Why: Consistent, informative failure messages make test output easier to parse and debug.


t.Error vs t.Fatal Choice

Choose between t.Error and t.Fatal based on whether subsequent checks are meaningful.

Prefer t.Error to reveal all failures in one run:

func TestValidation(t *testing.T) {
  result := Validate(input)

  if result.Name == "" {
    t.Error("Name should not be empty")  // Continue checking
  }

  if result.Email == "" {
    t.Error("Email should not be empty")  // Shows both failures
  }
}

Use t.Fatal when subsequent checks would panic or be meaningless:

func TestDatabase(t *testing.T) {
  db, err := OpenDB()
  if err != nil {
    t.Fatalf("OpenDB failed: %v", err)  // Can't continue without DB
  }
  defer db.Close()

  // These would panic if db is nil
  result := db.Query("SELECT * FROM users")
}

In table-driven tests:

  • Use t.Fatal() in subtests (per-entry failures)
  • Use t.Error() + continue in non-subtest loops

Why: t.Error reveals multiple issues; t.Fatal prevents cascading failures.


Test Assertions

Simple rule: If the codebase already uses an assertion library (testify, etc.), continue using it for consistency.
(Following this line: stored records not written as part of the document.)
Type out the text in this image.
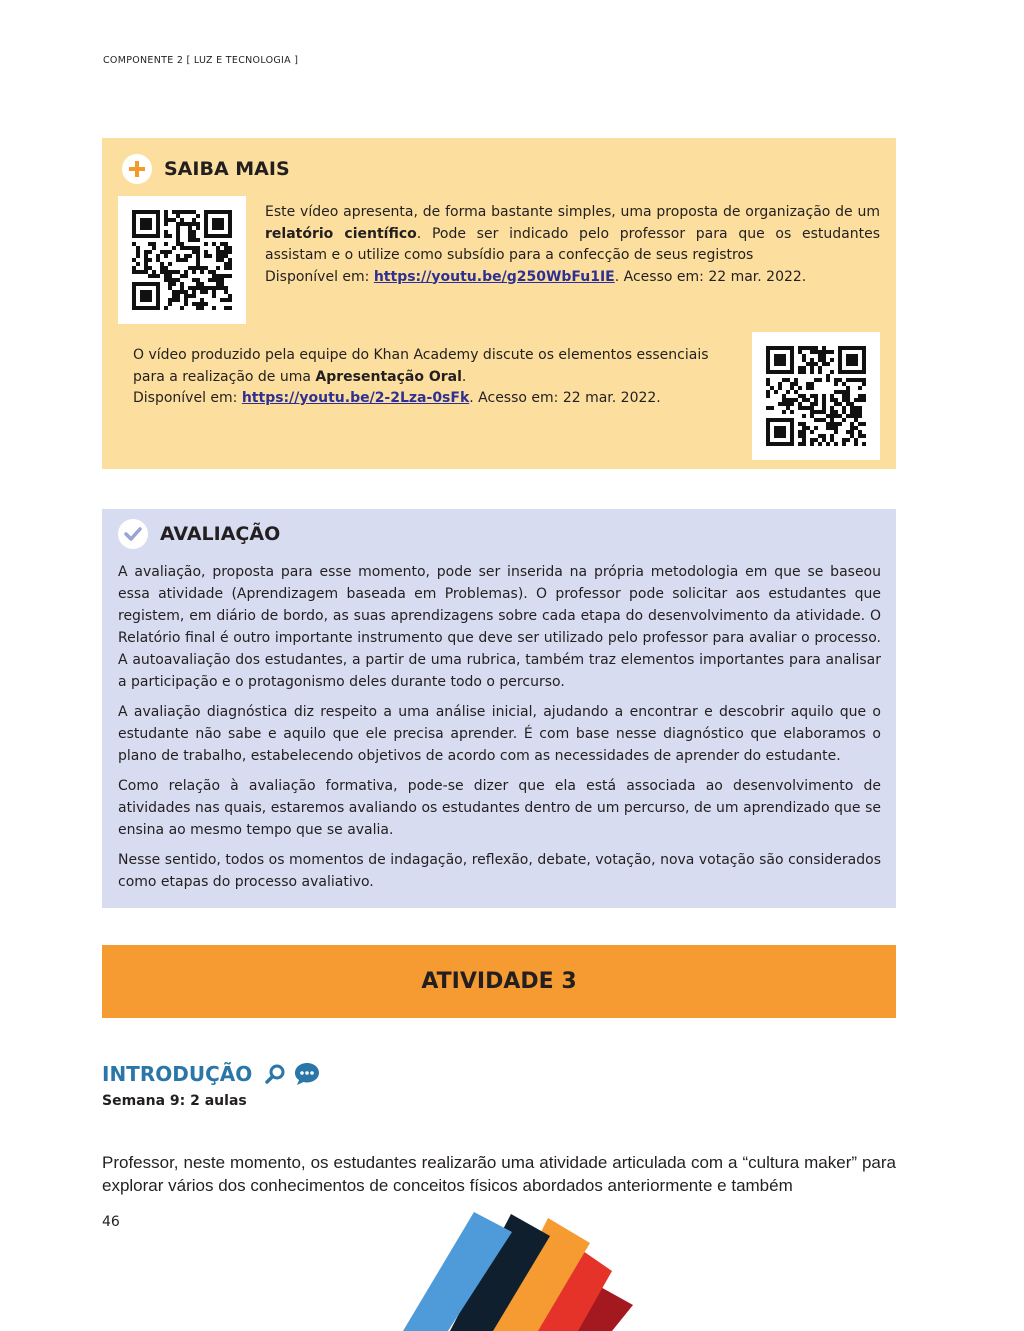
COMPONENTE 2 [ LUZ E TECNOLOGIA ]
SAIBA MAIS
Este vídeo apresenta, de forma bastante simples, uma proposta de organização de um relatório científico. Pode ser indicado pelo professor para que os estudantes assistam e o utilize como subsídio para a confecção de seus registros
Disponível em: https://youtu.be/g250WbFu1IE. Acesso em: 22 mar. 2022.
O vídeo produzido pela equipe do Khan Academy discute os elementos essenciais para a realização de uma Apresentação Oral.
Disponível em: https://youtu.be/2-2Lza-0sFk. Acesso em: 22 mar. 2022.
AVALIAÇÃO

A avaliação, proposta para esse momento, pode ser inserida na própria metodologia em que se baseou essa atividade (Aprendizagem baseada em Problemas). O professor pode solicitar aos estudantes que registem, em diário de bordo, as suas aprendizagens sobre cada etapa do desenvolvimento da atividade. O Relatório final é outro importante instrumento que deve ser utilizado pelo professor para avaliar o processo. A autoavaliação dos estudantes, a partir de uma rubrica, também traz elementos importantes para analisar a participação e o protagonismo deles durante todo o percurso.

A avaliação diagnóstica diz respeito a uma análise inicial, ajudando a encontrar e descobrir aquilo que o estudante não sabe e aquilo que ele precisa aprender. É com base nesse diagnóstico que elaboramos o plano de trabalho, estabelecendo objetivos de acordo com as necessidades de aprender do estudante.

Como relação à avaliação formativa, pode-se dizer que ela está associada ao desenvolvimento de atividades nas quais, estaremos avaliando os estudantes dentro de um percurso, de um aprendizado que se ensina ao mesmo tempo que se avalia.

Nesse sentido, todos os momentos de indagação, reflexão, debate, votação, nova votação são considerados como etapas do processo avaliativo.

ATIVIDADE 3
INTRODUÇÃO
Semana 9: 2 aulas
Professor, neste momento, os estudantes realizarão uma atividade articulada com a “cultura maker” para explorar vários dos conhecimentos de conceitos físicos abordados anteriormente e também
46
For new projects, use standard library testing patterns unless an assertion library is explicitly requested.

Standard library pattern:

func TestAdd(t *testing.T) {
  got := Add(2, 3)
  want := 5
  if got != want {
    t.Errorf("Add(2, 3) = %d, want %d", got, want)
  }
}

With assertion library (if already in codebase):

func TestAdd(t *testing.T) {
  got := Add(2, 3)
  assert.Equal(t, 5, got)
}

Why: Consistency within a project matters more than the specific assertion style. Avoid adding dependencies to new projects without explicit need.